Rosen published articles and books on public health and the history of medicine, and the sociological, economic, and cultural aspects on health. By the time he died in 1977, he had a bibliography of nine books and approximately 200 articles. While Rosen was still in the Army, he and two associates founded the Journal of the History of Medicine and Allied Sciences. Rosen was the editor between 1946 and 1952, and he remained on the Editorial Board. He was also the editor of the American Journal of Public Health from 1957 to 1973, served on the Editorial Board, and was known for his erudite editorials on a wide variety of topics.

The George Rosen papers are in the Yale University archives.
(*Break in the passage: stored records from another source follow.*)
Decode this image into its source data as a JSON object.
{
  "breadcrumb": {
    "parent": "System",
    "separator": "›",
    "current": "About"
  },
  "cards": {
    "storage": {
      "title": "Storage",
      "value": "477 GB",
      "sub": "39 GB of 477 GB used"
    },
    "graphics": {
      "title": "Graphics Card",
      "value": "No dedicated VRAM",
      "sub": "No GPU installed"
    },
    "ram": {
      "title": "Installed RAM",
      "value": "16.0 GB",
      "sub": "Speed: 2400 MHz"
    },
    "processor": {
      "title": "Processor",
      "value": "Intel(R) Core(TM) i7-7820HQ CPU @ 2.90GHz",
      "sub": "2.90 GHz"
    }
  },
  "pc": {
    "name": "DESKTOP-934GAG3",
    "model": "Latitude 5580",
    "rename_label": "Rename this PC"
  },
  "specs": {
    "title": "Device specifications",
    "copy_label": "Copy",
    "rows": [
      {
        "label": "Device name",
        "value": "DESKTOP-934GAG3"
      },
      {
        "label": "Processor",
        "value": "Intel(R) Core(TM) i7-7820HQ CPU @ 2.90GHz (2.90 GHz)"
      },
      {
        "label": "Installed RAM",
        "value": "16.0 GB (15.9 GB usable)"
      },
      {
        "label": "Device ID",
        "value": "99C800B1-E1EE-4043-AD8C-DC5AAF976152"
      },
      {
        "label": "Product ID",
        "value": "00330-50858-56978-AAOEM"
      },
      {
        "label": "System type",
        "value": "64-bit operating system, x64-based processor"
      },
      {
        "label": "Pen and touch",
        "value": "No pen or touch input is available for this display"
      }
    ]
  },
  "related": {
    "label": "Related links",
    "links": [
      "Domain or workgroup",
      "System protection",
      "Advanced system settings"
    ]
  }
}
In 2014 the American Association for the History of Medicine established in his honor the George Rosen Prize with funding from his daughter, Susan Rosen Koslow. The prize is awarded to the author or coauthors of a historical monograph on public health or social medicine.

==Works==
- Rosen, George. The Reception of William Beaumont’s Discovery in Europe, by Dr. George Rosen. New York, Schuman’s, 1942.
- Rosen, George. The History of Miners’ Diseases: A Medical and Social Interpretation. New York, Schuman’s, 1943.
- Rosen, George, ed. Herbs and Herbals. Summit, NJ: Ciba Pharmaceutical Products, 1943.
- Rosen, George. The Specialization of Medicine with Particular Reference to Ophthalmology. New York, Froben Press, 1944.
- Rosen, George. Fees and Fee Bills: Some Economic Aspects of Medical Practice in Nineteenth Century America. Baltimore: Johns Hopkins Press, 1946.
- Rosen, George, and Beate Caspari-Rosen. 400 Years of a Doctor’s Life. New York, Schuman, 1947.
- Rosen, George. A History of Public Health. New York, MD Publ., 1958.
- Rosen, George. Victor Robinson: A Romantic Medical Historian. [Philadelphia, Temple Univ. School of Medicine, 1959].
- Anderson, Odin W., and George Rosen. An Examination of the Concept of Preventive Medicine. New York, 1960.
- Rosen, George. Madness in Society: Chapters in the Historical Sociology of Mental Illness. London, Routledge & Paul, 1968.
- Rosen, George. From Medical Police to Social Medicine: Essays on the History of Health Care. New York: Science History Publ., 1974.
- Rosen, George. Preventive Medicine in the United States, 1900-1975: Trends and Interpretations. New York: Science History, 1975.
- Rosenberg, Charles E., ed. Healing and History: Essays for George Rosen. Folkestone, Eng.: Dawson; New York: Science History Publ., 1979.
- Rosen, George. The Structure of American Medical Practice 1825-1944. University of Pennsylvania Press, Philadelphia, 1983.

==Personal life==
While in medical school Rosen met Beate Caspari and married her in 1933. She was an ophthalmologist. She also assisted Rosen in his historical writings. The couple had two children, Peter and Susan.

Rosen died July 27, 1977, in Oxford, England, where he and Beate were traveling prior to his planned delivery of the keynote address at a major international conference on the history of medicine.